Gebarungsvorschriften
§ 11
Auslagen, Verwaltungsaufwand
(1) Die aus der Fondsgebarung erwachsenden Auslagen werden aus Fondsmitteln bestritten. Dies gilt auch für den Verwaltungsaufwand der Geschäftsstelle, soweit es sich nicht im Falle der Bestimmung des Landesinvalidenamtes als Geschäftsstelle um Leistungen handelt, die in den Rahmen des gesetzlichen Wirkungskreises dieses Amtes fallen.
(2) Sämtliche Zahlungsanweisungen sind von zwei Personen zu unterfertigen. Die Zeichnungsberechtigung wird vom Kuratorium festgelegt.
§ 12
Jahresvoranschlag, Rechnungsabschluß,Rechenschaftsbericht
(1) Der Jahresvoranschlag des Fonds ist vom Kuratorium so rechtzeitig zu beschließen, daß er spätestens im Dezember des vorangehenden Kalenderjahres der Landesregierung zur Genehmigung vorgelegt werden kann.
(2) Die Geschäftsstelle hat alljährlich bis spätestens 1. Juli den Rechnungsabschluß über das abgelaufene Kalenderjahr unter Anschluß des Revisionsberichtes des Amtes der Landesregierung sowie den Rechenschaftsbericht dem Kuratorium zur Beschlußfassung vorzulegen und nach dessen Beschlußfassung an die Landesregierung zur Genehmigung und Vorlage an den Landtag weiterzuleiten.
Schlußbestimmungen
§ 13
Aufsicht
(1) Der Fonds und seine Einrichtungen unterliegen der Aufsicht der Landesregierung.

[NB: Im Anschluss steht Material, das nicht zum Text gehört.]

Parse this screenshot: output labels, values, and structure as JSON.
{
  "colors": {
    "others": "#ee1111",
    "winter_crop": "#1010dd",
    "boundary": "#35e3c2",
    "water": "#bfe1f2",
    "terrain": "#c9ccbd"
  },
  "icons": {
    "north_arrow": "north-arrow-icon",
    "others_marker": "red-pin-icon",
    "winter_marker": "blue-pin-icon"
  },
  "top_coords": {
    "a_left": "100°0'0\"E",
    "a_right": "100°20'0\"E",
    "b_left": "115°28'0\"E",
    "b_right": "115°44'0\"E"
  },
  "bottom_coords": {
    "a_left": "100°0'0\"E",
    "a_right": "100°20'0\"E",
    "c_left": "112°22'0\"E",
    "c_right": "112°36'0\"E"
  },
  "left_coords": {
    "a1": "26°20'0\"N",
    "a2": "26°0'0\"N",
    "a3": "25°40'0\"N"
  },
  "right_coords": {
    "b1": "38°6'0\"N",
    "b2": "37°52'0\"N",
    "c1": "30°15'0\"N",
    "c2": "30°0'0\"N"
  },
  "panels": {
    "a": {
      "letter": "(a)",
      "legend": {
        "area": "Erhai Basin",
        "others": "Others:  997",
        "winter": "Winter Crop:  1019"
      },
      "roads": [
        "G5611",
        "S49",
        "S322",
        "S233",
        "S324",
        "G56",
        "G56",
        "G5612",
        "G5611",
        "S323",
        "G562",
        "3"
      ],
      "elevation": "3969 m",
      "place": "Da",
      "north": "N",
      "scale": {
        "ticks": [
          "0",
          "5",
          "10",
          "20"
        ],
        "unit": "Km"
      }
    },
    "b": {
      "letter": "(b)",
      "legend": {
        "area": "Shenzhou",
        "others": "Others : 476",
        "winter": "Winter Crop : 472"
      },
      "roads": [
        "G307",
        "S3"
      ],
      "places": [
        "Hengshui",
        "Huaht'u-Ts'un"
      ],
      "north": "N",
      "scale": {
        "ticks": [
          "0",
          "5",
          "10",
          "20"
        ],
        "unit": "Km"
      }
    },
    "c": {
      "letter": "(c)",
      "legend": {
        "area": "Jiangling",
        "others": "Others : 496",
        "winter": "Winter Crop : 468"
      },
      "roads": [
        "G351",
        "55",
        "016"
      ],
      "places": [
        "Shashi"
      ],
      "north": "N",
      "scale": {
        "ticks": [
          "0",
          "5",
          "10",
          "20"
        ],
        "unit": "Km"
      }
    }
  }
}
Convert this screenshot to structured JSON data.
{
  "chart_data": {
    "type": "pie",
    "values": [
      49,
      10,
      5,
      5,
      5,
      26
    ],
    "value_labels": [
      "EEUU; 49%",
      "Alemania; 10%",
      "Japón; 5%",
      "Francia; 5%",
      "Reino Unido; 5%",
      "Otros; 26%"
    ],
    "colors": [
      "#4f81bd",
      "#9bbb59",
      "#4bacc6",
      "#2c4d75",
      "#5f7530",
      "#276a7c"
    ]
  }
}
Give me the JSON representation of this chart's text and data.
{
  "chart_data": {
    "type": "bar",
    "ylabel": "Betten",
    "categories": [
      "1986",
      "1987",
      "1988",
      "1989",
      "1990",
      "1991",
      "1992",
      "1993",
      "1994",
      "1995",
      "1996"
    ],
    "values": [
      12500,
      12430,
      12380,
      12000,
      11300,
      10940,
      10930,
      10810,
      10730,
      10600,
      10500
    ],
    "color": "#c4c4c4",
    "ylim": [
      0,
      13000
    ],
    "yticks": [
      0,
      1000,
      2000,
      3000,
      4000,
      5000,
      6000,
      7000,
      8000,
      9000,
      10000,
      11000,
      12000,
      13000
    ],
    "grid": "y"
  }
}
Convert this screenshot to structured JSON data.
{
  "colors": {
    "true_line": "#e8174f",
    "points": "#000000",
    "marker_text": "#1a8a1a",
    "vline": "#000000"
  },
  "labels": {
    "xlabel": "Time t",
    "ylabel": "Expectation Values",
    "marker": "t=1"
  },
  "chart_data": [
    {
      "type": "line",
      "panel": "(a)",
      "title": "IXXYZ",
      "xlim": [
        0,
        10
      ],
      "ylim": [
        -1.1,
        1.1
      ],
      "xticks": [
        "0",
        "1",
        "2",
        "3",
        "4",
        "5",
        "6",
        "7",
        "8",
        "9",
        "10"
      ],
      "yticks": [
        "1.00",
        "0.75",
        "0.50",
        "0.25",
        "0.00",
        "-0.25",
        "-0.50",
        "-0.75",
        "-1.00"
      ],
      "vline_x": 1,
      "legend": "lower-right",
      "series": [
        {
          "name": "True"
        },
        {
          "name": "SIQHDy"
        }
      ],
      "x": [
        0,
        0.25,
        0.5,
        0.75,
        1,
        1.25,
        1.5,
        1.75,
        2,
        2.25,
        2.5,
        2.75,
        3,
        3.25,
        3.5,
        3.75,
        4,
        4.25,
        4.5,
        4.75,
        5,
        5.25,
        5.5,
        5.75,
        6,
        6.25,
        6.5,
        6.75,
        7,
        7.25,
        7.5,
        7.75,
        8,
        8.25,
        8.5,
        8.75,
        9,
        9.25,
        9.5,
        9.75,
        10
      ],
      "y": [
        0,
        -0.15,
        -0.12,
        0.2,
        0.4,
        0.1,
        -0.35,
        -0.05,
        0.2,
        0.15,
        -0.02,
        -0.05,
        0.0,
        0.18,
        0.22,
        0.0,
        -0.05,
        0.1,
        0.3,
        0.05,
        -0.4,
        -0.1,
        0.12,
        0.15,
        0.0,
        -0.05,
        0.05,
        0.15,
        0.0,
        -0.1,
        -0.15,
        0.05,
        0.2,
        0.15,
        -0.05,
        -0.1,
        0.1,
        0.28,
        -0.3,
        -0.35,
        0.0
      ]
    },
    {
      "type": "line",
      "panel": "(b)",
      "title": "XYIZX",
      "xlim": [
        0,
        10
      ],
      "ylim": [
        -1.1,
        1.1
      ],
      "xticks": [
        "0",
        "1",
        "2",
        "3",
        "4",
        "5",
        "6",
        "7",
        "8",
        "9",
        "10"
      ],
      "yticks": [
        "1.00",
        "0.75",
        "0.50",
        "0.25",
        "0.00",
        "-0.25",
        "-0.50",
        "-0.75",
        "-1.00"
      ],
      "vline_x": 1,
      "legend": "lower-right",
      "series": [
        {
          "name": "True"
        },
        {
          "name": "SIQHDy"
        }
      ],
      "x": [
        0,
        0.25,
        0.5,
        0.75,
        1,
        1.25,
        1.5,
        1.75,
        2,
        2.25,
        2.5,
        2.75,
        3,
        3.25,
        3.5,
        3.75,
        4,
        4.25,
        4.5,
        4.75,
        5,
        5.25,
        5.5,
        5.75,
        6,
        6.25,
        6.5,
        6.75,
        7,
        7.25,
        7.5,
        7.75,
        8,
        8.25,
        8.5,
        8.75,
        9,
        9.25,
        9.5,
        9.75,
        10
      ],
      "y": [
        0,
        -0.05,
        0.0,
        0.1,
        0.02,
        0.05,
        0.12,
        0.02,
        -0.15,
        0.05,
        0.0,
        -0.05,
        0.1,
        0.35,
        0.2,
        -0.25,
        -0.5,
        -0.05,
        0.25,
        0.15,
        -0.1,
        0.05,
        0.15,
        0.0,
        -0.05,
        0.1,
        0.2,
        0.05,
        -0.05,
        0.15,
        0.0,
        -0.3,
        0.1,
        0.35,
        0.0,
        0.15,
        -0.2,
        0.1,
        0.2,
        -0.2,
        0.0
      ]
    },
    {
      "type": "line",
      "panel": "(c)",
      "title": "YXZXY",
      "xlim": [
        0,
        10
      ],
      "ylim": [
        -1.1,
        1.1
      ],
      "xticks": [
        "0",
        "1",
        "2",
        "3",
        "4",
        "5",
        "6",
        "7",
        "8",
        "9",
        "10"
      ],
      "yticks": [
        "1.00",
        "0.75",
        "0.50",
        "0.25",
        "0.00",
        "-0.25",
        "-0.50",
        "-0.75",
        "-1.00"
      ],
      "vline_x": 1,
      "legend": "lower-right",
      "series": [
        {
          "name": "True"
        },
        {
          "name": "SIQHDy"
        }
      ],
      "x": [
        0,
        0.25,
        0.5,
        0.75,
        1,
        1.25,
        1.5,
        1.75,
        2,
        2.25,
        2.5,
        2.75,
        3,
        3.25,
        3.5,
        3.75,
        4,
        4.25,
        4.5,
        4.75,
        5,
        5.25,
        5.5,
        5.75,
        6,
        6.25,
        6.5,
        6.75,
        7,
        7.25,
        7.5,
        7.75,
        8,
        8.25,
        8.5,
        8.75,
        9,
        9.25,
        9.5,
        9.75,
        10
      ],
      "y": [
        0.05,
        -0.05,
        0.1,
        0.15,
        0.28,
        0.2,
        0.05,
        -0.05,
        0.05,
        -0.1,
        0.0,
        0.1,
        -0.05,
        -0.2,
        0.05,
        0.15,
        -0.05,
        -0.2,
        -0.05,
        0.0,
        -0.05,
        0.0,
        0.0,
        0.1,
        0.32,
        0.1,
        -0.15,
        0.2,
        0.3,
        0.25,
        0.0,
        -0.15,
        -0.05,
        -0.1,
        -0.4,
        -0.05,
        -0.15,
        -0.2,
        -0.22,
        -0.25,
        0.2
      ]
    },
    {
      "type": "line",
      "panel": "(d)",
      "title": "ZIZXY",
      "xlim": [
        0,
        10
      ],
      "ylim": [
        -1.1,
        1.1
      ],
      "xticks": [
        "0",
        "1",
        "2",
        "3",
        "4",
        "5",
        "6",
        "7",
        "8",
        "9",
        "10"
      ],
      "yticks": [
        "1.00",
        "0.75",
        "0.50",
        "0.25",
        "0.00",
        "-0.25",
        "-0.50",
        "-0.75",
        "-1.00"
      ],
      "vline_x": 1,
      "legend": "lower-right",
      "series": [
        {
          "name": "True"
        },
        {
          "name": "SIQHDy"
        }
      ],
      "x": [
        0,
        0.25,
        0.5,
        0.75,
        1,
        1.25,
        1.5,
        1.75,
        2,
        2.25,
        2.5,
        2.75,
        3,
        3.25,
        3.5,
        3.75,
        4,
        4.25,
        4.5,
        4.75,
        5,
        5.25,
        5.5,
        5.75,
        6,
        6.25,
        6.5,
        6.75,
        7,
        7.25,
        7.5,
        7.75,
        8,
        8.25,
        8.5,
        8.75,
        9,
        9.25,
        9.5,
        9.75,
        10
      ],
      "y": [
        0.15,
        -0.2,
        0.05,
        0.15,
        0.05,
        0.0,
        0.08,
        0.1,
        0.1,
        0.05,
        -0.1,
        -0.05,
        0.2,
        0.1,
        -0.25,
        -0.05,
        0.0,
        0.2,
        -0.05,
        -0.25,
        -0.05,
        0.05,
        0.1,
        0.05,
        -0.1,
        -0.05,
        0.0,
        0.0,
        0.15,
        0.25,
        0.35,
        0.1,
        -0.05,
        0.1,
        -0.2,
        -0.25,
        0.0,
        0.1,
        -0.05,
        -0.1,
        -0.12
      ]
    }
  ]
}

(2) Die Aufsichtsbehörde überwacht die Gebarung dahin, daß Gesetz und Satzung beachtet werden. Sie kann in Ausübung des Aufsichtsrechtes Beschlüsse des Kuratoriums aufheben.
(3) Der Aufsichtsbehörde sind auf Verlangen alle Bücher, Rechnungen, Belege, Urkunden, Wertpapiere, Schriften und sonstige Bestände vorzulegen und alle zur Ausübung des Aufsichtsrechtes geforderten Mitteilungen zu machen. Sie ist von jeder Sitzung des Kuratoriums unter gleichzeitiger Übermittlung der den Mitgliedern zur Verfügung gestellten Unterlagen (Tagesordnung, Ausweise, Berichte u.a.) in Kenntnis zu setzen.
(4) Die Aufsichtsbehörde entscheidet unbeschadet der Rechte Dritter bei Streit über Rechte und Pflichten des Kuratoriums und seiner Mitglieder sowie über die Auslegung der Satzung.
§ 14
Außerkrafttreten
Mit dem Inkrafttreten dieser Verordnung tritt die Verordnung über die Satzung des Vorarlberger Landeskriegsopferfonds, LGBl. Nr. 19/1953, in der Fassung LGBl. Nr. 5/1954, außer Kraft.